Brinde tipo exportação: o Alísios (foto) foi desenvolvido especialmente para o mercado inglês

As primeiras garrafas já repousam, em Londres, em contêineres resfriados aguardando o sinal verde para invadir as gôndolas. A data foi marcada para a próxima semana, mas a maturação do projeto ocorre há mais de um ano, entre degustações, criação do rótulo e adaptações ao paladar local. Todo cuidado, dizem os executivos, é pouco. "O Alísios impulsionará a empresa no mercado externo", diz Adriano Miolo, enólogo da vinícola Miolo e um dos herdeiros da tradicional produtora de vinhos. "A princípio, vamos vender apenas oito mil garrafas do Alísios neste ano. Em 2010, porém, vamos chegar a 120 mil garrafas", diz Carlos Eduardo Nogueira, diretor de relações internacionais da Miolo. Será a ponta de lança para que a empresa seja reconhecida internacionalmente como uma produtora do Novo Mundo - como são chamados os vinhos de países como Estados Unidos, Austrália, Nova Zelândia, África do Sul e os da América do Sul. E também para que faça das exportações uma das grandes fontes de receita. Hoje, elas representam apenas 5% do faturamento de R$ 100 milhões do grupo, mas a ideia é alcançar 50% até 2018. O lançamento do novo rótulo, o primeiro da empresa desenvolvido especificamente para um país, é apenas uma pequena parte da transformação pela qual a Miolo Wine Group tem passado.

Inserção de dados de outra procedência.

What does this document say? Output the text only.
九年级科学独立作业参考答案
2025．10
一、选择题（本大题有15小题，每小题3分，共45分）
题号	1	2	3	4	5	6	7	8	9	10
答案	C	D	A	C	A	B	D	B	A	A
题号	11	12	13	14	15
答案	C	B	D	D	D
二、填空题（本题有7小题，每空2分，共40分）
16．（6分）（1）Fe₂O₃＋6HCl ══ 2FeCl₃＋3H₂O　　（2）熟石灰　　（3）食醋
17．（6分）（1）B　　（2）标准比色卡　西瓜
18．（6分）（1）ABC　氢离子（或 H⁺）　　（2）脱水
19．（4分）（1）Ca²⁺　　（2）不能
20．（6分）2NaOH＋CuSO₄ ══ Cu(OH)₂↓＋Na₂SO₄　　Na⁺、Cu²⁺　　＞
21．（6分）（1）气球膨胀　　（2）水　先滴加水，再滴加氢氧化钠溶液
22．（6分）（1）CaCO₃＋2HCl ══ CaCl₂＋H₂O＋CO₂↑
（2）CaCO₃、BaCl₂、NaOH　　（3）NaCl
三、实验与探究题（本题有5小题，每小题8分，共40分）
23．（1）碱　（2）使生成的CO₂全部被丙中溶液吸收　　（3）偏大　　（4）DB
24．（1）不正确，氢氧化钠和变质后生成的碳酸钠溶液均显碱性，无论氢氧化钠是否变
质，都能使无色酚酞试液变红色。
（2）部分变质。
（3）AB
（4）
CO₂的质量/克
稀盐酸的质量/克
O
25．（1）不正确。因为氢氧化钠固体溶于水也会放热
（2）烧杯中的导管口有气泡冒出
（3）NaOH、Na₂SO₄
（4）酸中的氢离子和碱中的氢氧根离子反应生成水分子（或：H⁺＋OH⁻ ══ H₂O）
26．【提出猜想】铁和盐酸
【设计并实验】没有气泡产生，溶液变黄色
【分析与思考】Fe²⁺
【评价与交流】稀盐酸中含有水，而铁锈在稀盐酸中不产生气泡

Nos últimos meses, a empresa anunciou o lançamento de um vinho chamado Sesmarias, produzido na região de Campanha (RS) e cuja garrafa custará US$ 100; comprou a vinícola Almadén; e contratou Marcelo Toledo, ex-AmBev, como CEO. "Estamos nesse negócio para investir alto e competir com os grandes", diz Toledo.

A meta do executivo é aumentar a distribuição dos vinhos pertencentes ao grupo e coordenar a incorporação da Almadén ao portfólio. "Quero implantar a cultura de distribuição de cerveja", diz ele. "Se você vai a um aeroporto brasileiro, por exemplo, não encontra um wine bar." A seu favor nessa busca por levar os vinhos para todos os lugares, conta a vasta carta da empresa com 84 rótulos, dos mais econômicos aos mais exclusivos. A compra da Almadén, inclusive, ajudou a companhia a entrar com mais força no mercado de vinhos de preços mais acessíveis. Mais: ao levar a Almadén para casa, a família Miolo, a vinícola Lovara e o empresário Raul Anselmo Randon, sócios na Miolo Wine Group, também fizeram com que todos os planos da companhia fossem revistos da noite para o dia. "Atualmente, temos uma área produtiva de 1.150 hectares e produzimos 12 milhões de litros ao ano. O nosso plano era chegar nesse número em 2012", diz Adriano Miolo. Agora, todas as ações estão sendo projetadas para 2018. "Nosso objetivo é chegar lá com dois mil hectares e 25 milhões de litros." Para isso, entretanto, a empresa terá de contar com o crescimento do mercado nacional, que hoje movimenta R$ 1,2 bilhão, e com o aumento das vendas para o Exterior. Nesse sentido, dados apresentados, na semana passada, pelo Instituto Brasileiro do Vinho (Ibravin) são otimistas.